Advanced Statistical and Machine Learning Techniques for High Dimensional Data Analysis

Advanced Statistical and Machine Learning Techniques for High Dimensional Data Analysis
Organizer and Chair: Abbas Khalili (McGill University)
[PDF]

 

RYAN TIBSHIRANI, Carnegie Mellon University
Recent Advances in Selective Inference  [PDF]
 
I will talk about new sets of tools for inference after model selection. The highlight will be doing inference along steps of the forward stepwise, least angle regression, and lasso paths, though the framework for inference is applicable well beyond these cases, and other relevant problems will be briefly described as well. I will also discuss some asymptotic results about the robustness of the proposed tests to non-Gaussian noise distributions, and if time permits, a completely different framework based on conformal inference, that is essentially distribution-free. This all represents joint work with many different authors.
 
 
ANAND N. VIDYSHANKAR, George Mason University
Efficiency Considerations in Post Model Selection Inference  [PDF]
 
It is common practice in high-dimensional data analysis that a model selection is first performed and then inference is carried out using the selected model presuming that the chosen model is the true model; that is, without accounting for model selection uncertainty.
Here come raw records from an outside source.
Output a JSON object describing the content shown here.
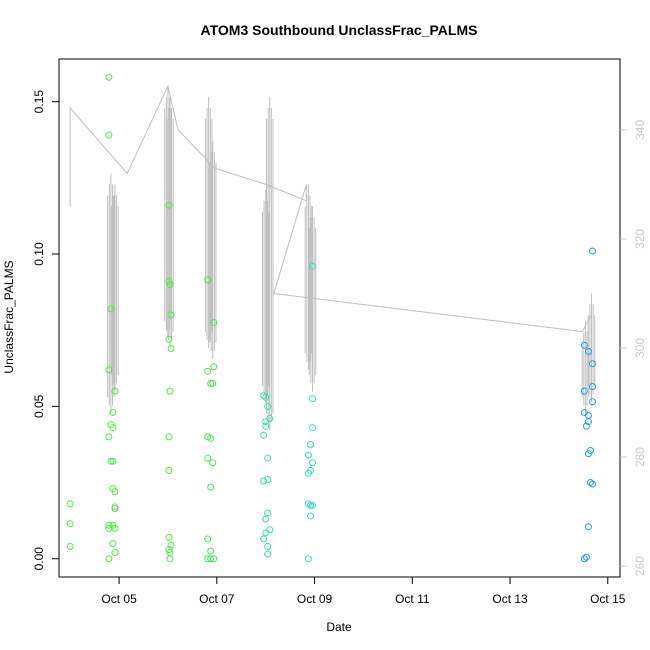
{
  "chart_data": {
    "type": "scatter",
    "title": "ATOM3 Southbound UnclassFrac_PALMS",
    "xlabel": "Date",
    "ylabel": "UnclassFrac_PALMS",
    "xlim": [
      "2017-10-03T18:30",
      "2017-10-15T06:00"
    ],
    "ylim": [
      -0.006,
      0.164
    ],
    "x_ticks": [
      {
        "date": "2017-10-05",
        "label": "Oct 05"
      },
      {
        "date": "2017-10-07",
        "label": "Oct 07"
      },
      {
        "date": "2017-10-09",
        "label": "Oct 09"
      },
      {
        "date": "2017-10-11",
        "label": "Oct 11"
      },
      {
        "date": "2017-10-13",
        "label": "Oct 13"
      },
      {
        "date": "2017-10-15",
        "label": "Oct 15"
      }
    ],
    "y_ticks": [
      0.0,
      0.05,
      0.1,
      0.15
    ],
    "y_tick_labels": [
      "0.00",
      "0.05",
      "0.10",
      "0.15"
    ],
    "y2lim": [
      258,
      353
    ],
    "y2_ticks": [
      260,
      280,
      300,
      320,
      340
    ],
    "y2_tick_labels": [
      "260",
      "280",
      "300",
      "320",
      "340"
    ],
    "point_series": [
      {
        "color": "#4ded41",
        "points": [
          [
            "2017-10-04T00:00",
            0.018
          ],
          [
            "2017-10-04T00:00",
            0.0115
          ],
          [
            "2017-10-04T00:00",
            0.004
          ],
          [
            "2017-10-04T19:00",
            0.158
          ],
          [
            "2017-10-04T19:00",
            0.139
          ],
          [
            "2017-10-04T19:00",
            0.062
          ],
          [
            "2017-10-04T19:00",
            0.04
          ],
          [
            "2017-10-04T19:00",
            0.011
          ],
          [
            "2017-10-04T19:00",
            0.01
          ],
          [
            "2017-10-04T19:00",
            0.0
          ],
          [
            "2017-10-04T20:00",
            0.082
          ],
          [
            "2017-10-04T20:00",
            0.044
          ],
          [
            "2017-10-04T20:00",
            0.032
          ],
          [
            "2017-10-04T21:00",
            0.048
          ],
          [
            "2017-10-04T21:00",
            0.043
          ],
          [
            "2017-10-04T21:00",
            0.032
          ],
          [
            "2017-10-04T21:00",
            0.023
          ],
          [
            "2017-10-04T21:00",
            0.011
          ],
          [
            "2017-10-04T21:00",
            0.005
          ],
          [
            "2017-10-04T22:00",
            0.055
          ],
          [
            "2017-10-04T22:00",
            0.022
          ],
          [
            "2017-10-04T22:00",
            0.017
          ],
          [
            "2017-10-04T22:00",
            0.0165
          ],
          [
            "2017-10-04T22:00",
            0.01
          ],
          [
            "2017-10-04T22:00",
            0.002
          ]
        ]
      },
      {
        "color": "#4ded41",
        "points": [
          [
            "2017-10-06T00:30",
            0.116
          ],
          [
            "2017-10-06T00:30",
            0.091
          ],
          [
            "2017-10-06T00:30",
            0.072
          ],
          [
            "2017-10-06T00:30",
            0.04
          ],
          [
            "2017-10-06T00:30",
            0.029
          ],
          [
            "2017-10-06T00:30",
            0.007
          ],
          [
            "2017-10-06T00:30",
            0.003
          ],
          [
            "2017-10-06T01:00",
            0.09
          ],
          [
            "2017-10-06T01:00",
            0.055
          ],
          [
            "2017-10-06T01:00",
            0.002
          ],
          [
            "2017-10-06T01:00",
            0.0
          ],
          [
            "2017-10-06T01:30",
            0.08
          ],
          [
            "2017-10-06T01:30",
            0.069
          ],
          [
            "2017-10-06T01:30",
            0.0045
          ]
        ]
      },
      {
        "color": "#46e85a",
        "points": [
          [
            "2017-10-06T19:30",
            0.0915
          ],
          [
            "2017-10-06T19:30",
            0.0615
          ],
          [
            "2017-10-06T19:30",
            0.04
          ],
          [
            "2017-10-06T19:30",
            0.033
          ],
          [
            "2017-10-06T19:30",
            0.0065
          ],
          [
            "2017-10-06T19:30",
            0.0
          ],
          [
            "2017-10-06T21:00",
            0.0575
          ],
          [
            "2017-10-06T21:00",
            0.0395
          ],
          [
            "2017-10-06T21:00",
            0.0235
          ],
          [
            "2017-10-06T21:00",
            0.0025
          ],
          [
            "2017-10-06T21:00",
            0.0
          ],
          [
            "2017-10-06T22:00",
            0.0575
          ],
          [
            "2017-10-06T22:00",
            0.0315
          ],
          [
            "2017-10-06T22:30",
            0.0775
          ],
          [
            "2017-10-06T22:30",
            0.063
          ],
          [
            "2017-10-06T22:30",
            0.0
          ]
        ]
      },
      {
        "color": "#35e3a8",
        "points": [
          [
            "2017-10-07T23:00",
            0.0535
          ],
          [
            "2017-10-07T23:00",
            0.0405
          ],
          [
            "2017-10-07T23:00",
            0.0255
          ],
          [
            "2017-10-07T23:00",
            0.0065
          ],
          [
            "2017-10-08T00:00",
            0.053
          ],
          [
            "2017-10-08T00:00",
            0.045
          ],
          [
            "2017-10-08T00:00",
            0.0435
          ],
          [
            "2017-10-08T00:00",
            0.013
          ],
          [
            "2017-10-08T00:00",
            0.0085
          ],
          [
            "2017-10-08T01:00",
            0.05
          ],
          [
            "2017-10-08T01:00",
            0.033
          ],
          [
            "2017-10-08T01:00",
            0.026
          ],
          [
            "2017-10-08T01:00",
            0.015
          ],
          [
            "2017-10-08T01:00",
            0.004
          ],
          [
            "2017-10-08T01:00",
            0.0015
          ],
          [
            "2017-10-08T02:00",
            0.046
          ],
          [
            "2017-10-08T02:00",
            0.0095
          ]
        ]
      },
      {
        "color": "#2ee3c4",
        "points": [
          [
            "2017-10-08T21:00",
            0.034
          ],
          [
            "2017-10-08T21:00",
            0.028
          ],
          [
            "2017-10-08T21:00",
            0.018
          ],
          [
            "2017-10-08T21:00",
            0.0
          ],
          [
            "2017-10-08T22:00",
            0.0375
          ],
          [
            "2017-10-08T22:00",
            0.0375
          ],
          [
            "2017-10-08T22:00",
            0.029
          ],
          [
            "2017-10-08T22:00",
            0.0175
          ],
          [
            "2017-10-08T22:00",
            0.014
          ],
          [
            "2017-10-08T23:00",
            0.096
          ],
          [
            "2017-10-08T23:00",
            0.0525
          ],
          [
            "2017-10-08T23:00",
            0.043
          ],
          [
            "2017-10-08T23:00",
            0.0315
          ],
          [
            "2017-10-08T23:00",
            0.0175
          ]
        ]
      },
      {
        "color": "#1e9ee8",
        "points": [
          [
            "2017-10-14T12:30",
            0.07
          ],
          [
            "2017-10-14T12:30",
            0.055
          ],
          [
            "2017-10-14T12:30",
            0.048
          ],
          [
            "2017-10-14T12:30",
            0.0
          ],
          [
            "2017-10-14T13:30",
            0.0435
          ],
          [
            "2017-10-14T13:30",
            0.0005
          ],
          [
            "2017-10-14T14:30",
            0.068
          ],
          [
            "2017-10-14T14:30",
            0.047
          ],
          [
            "2017-10-14T14:30",
            0.045
          ],
          [
            "2017-10-14T14:30",
            0.0345
          ],
          [
            "2017-10-14T14:30",
            0.0105
          ],
          [
            "2017-10-14T15:30",
            0.0355
          ],
          [
            "2017-10-14T15:30",
            0.025
          ],
          [
            "2017-10-14T16:30",
            0.101
          ],
          [
            "2017-10-14T16:30",
            0.064
          ],
          [
            "2017-10-14T16:30",
            0.0565
          ],
          [
            "2017-10-14T16:30",
            0.0515
          ],
          [
            "2017-10-14T16:30",
            0.0245
          ]
        ]
      }
    ],
    "secondary_line": {
      "color": "#bebebe",
      "points": [
        [
          "2017-10-04T00:00",
          326
        ],
        [
          "2017-10-04T00:00",
          344
        ],
        [
          "2017-10-05T04:00",
          332
        ],
        [
          "2017-10-06T00:00",
          348
        ],
        [
          "2017-10-06T05:00",
          340
        ],
        [
          "2017-10-06T23:00",
          333
        ],
        [
          "2017-10-08T00:00",
          330
        ],
        [
          "2017-10-08T20:00",
          327
        ],
        [
          "2017-10-08T20:00",
          330
        ],
        [
          "2017-10-08T04:00",
          310
        ],
        [
          "2017-10-14T11:30",
          303
        ],
        [
          "2017-10-14T16:00",
          306
        ]
      ],
      "note": ""
    },
    "vertical_profiles": [
      {
        "date": "2017-10-04T20:00",
        "y2_min": 288,
        "y2_max": 332
      },
      {
        "date": "2017-10-04T22:00",
        "y2_min": 292,
        "y2_max": 330
      },
      {
        "date": "2017-10-06T00:00",
        "y2_min": 302,
        "y2_max": 348
      },
      {
        "date": "2017-10-06T01:00",
        "y2_min": 300,
        "y2_max": 346
      },
      {
        "date": "2017-10-06T20:00",
        "y2_min": 300,
        "y2_max": 346
      },
      {
        "date": "2017-10-06T22:00",
        "y2_min": 298,
        "y2_max": 338
      },
      {
        "date": "2017-10-08T00:00",
        "y2_min": 290,
        "y2_max": 329
      },
      {
        "date": "2017-10-08T02:00",
        "y2_min": 285,
        "y2_max": 346
      },
      {
        "date": "2017-10-08T21:00",
        "y2_min": 296,
        "y2_max": 330
      },
      {
        "date": "2017-10-08T23:00",
        "y2_min": 292,
        "y2_max": 326
      },
      {
        "date": "2017-10-14T13:00",
        "y2_min": 288,
        "y2_max": 305
      },
      {
        "date": "2017-10-14T16:00",
        "y2_min": 290,
        "y2_max": 310
      }
    ]
  }
}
Recently, methods such as \emph{clean and screen} are being used to account for model selection uncertainty. However, efficiency properties of the resulting statistical procedures are largely unknown. In this presentation, we provide a systematic account of efficiency properties of post-selection estimators. In the process we address some foundational questions concerning the role of moderate deviation theory in the study of statistical efficiency.
 
YI YANG, McGill University
Variable Selection Deviation for High-dimensional Classification Methods  [PDF]
 
Despite wide applications of the regularization methods in many areas, sometimes we may question the reliability of the feature selection results, mainly for two reasons: (i) the outcome of selection depends heavily on the choice the tuning parameter, which could be very unstable if given small amount of data; (ii) although consistency in variable selection has been established for various regularization methods, it often depends on the assumption that the p-dimensional variable are sparse with many components being zero, which usually is unlike to hold for observational data. Thus we hope to develop the variable selection deviation (VSD) measures in the high-dimensional classification setting to evaluate the reliability of a set of selected variables.